There is a book in there somewhere waiting to be written.

MichelleGirl
06-10-2012, 03:19 PM
Great story, i was sucked right into it from the beginning, good for you!!!

Alice B
06-10-2012, 03:39 PM
Those are the night that bring a large smile to you face and to everyone that reads your story.

Laura912
06-10-2012, 03:42 PM
This tells me something special about you...you are a good listener, a most valued trait. Glad you enjoyed the weekend.

Miranda09
06-10-2012, 05:02 PM
A wonderful experience for you Sis. You MUST have looked great, but I'm sure you always look fab. :)

kimmyg
06-10-2012, 05:35 PM
One of the best stories I have heard in a long time. Congratulations

Sarah Doepner
06-10-2012, 06:48 PM
Well aren't you just absolutely easy to talk to? Those are the sorts of evenings that would keep me coming back for more. I guess when I ever get out I'll know what the gold standard is, even if I don't get there. Thanks for sharing.

Cynthia Anne
06-10-2012, 07:23 PM
Enjoyed the fine reading all the way to the end! After all four people can't be wrong! Therefore You are georgous! Hugs!

helena.gcd
06-10-2012, 07:36 PM
interacting normally with other human beings and feel respect and acceptance in their word is the dream of many CDs. I think that you are already living that dream. Enjoy!!! :)

docrobbysherry
06-10-2012, 08:38 PM
What a fun evening for Lori! Thanks for sharing it with us. While Sherry doesn't get out in SoCal, it probably makes no different. Our clubs don't allow smoking, but make up for it by playing music so loud u can't talk to anyone!
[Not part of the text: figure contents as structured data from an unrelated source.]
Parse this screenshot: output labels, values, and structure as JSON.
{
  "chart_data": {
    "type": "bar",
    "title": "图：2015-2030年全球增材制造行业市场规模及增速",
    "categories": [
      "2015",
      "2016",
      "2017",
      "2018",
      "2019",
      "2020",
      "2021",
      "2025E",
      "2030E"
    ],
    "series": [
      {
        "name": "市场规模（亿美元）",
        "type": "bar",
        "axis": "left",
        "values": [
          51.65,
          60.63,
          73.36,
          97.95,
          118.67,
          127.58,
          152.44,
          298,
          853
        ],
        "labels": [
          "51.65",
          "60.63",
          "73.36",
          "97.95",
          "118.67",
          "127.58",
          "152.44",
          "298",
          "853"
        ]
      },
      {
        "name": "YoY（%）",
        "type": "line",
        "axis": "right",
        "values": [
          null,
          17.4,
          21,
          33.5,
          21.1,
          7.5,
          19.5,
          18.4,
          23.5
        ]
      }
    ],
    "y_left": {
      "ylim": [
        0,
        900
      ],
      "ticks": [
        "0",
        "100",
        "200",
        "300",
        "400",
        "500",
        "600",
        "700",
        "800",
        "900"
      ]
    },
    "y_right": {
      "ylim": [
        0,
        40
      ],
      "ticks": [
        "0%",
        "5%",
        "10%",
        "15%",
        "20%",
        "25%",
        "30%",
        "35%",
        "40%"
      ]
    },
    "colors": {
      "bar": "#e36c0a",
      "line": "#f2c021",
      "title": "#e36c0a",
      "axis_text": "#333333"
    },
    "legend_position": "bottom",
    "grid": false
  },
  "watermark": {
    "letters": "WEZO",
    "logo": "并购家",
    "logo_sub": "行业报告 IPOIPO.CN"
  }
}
Sherry's had similar experiences in the bars at the SCC and DLV! It's a memorable experience! Except me and the folks I talked with, knew we're not likely to see each other ever again! Hopefully, u WILL, Lori!

AllieSF
06-10-2012, 10:53 PM
Great story and I am happy you enjoyed yourself. Meeting new people while out dressed is my stimulation and satisfaction for being who I am. As Rachael has said, smiling being nice with strangers leads to some of the most amazing, interesting and many times surprising conversations. I have asked these strangers why they are so open with us and they say that they just feel comfortable talking with us and are not afraid to answer the direct questions that I ask. Some have told us that they are disarmed since we look good as men in feminine clothes and they do not think twice about getting into the details of their lives and romances. Unfortunately, they are all younger than my grown daughter and not potential long term romantic partners. Maybe one day, someone will surprise me, I hope!

Beverley Sims
06-11-2012, 08:08 AM
Lorileah,
I think the pink fog was really thick that night as well.
If that happened to me I would not see the woods for the trees.:)

Lorileah
06-11-2012, 10:10 AM
Lorileah,
I think the pink fog was really thick that night as well.
If that happened to me I would not see the woods for the trees.:)

There were trees? I didn't see no trees. :)

The Saturday night was just luck in alignment I think. I was not just in one seat at the bar all night awaiting people to come by. I was moving, thus more chance of contacts.

Friday was scary really. I know my one female friend would not have an issue but the other has made comments about "I don't like women...I like MEN". These comments were aimed in my direction as she sees TG's as less than a "real" man. I was concerned that she would be uncomfortable. As it turned out she was good with it and very complimentary. The last thing she said as we were getting our cars was "You look better than most women and I am jealous". It is all smoke and mirrors. Paint and wrapping that makes me (us?) have the shape and form we present. We are magicians in a sense.

kimdl93
06-11-2012, 10:22 AM
Interesting evening, Lorileah. Really, its not a surprise that you have all these interesting encounters. Aside from looking great, people do tend to gravitate towards good listeners.

suchacutie
06-11-2012, 10:28 AM
I own a copy of "The Art of Illusion". Lorileah, we have to be magicians to learn this "Art", but we do have the advantage that it is the girl inside of us that we are letting out. It's clear that last weekend everyone say the girl you were letting out! She is a real part of you, and maybe that's what everyone is really trying to tell you (besides the fact that she is gorgeous!!!).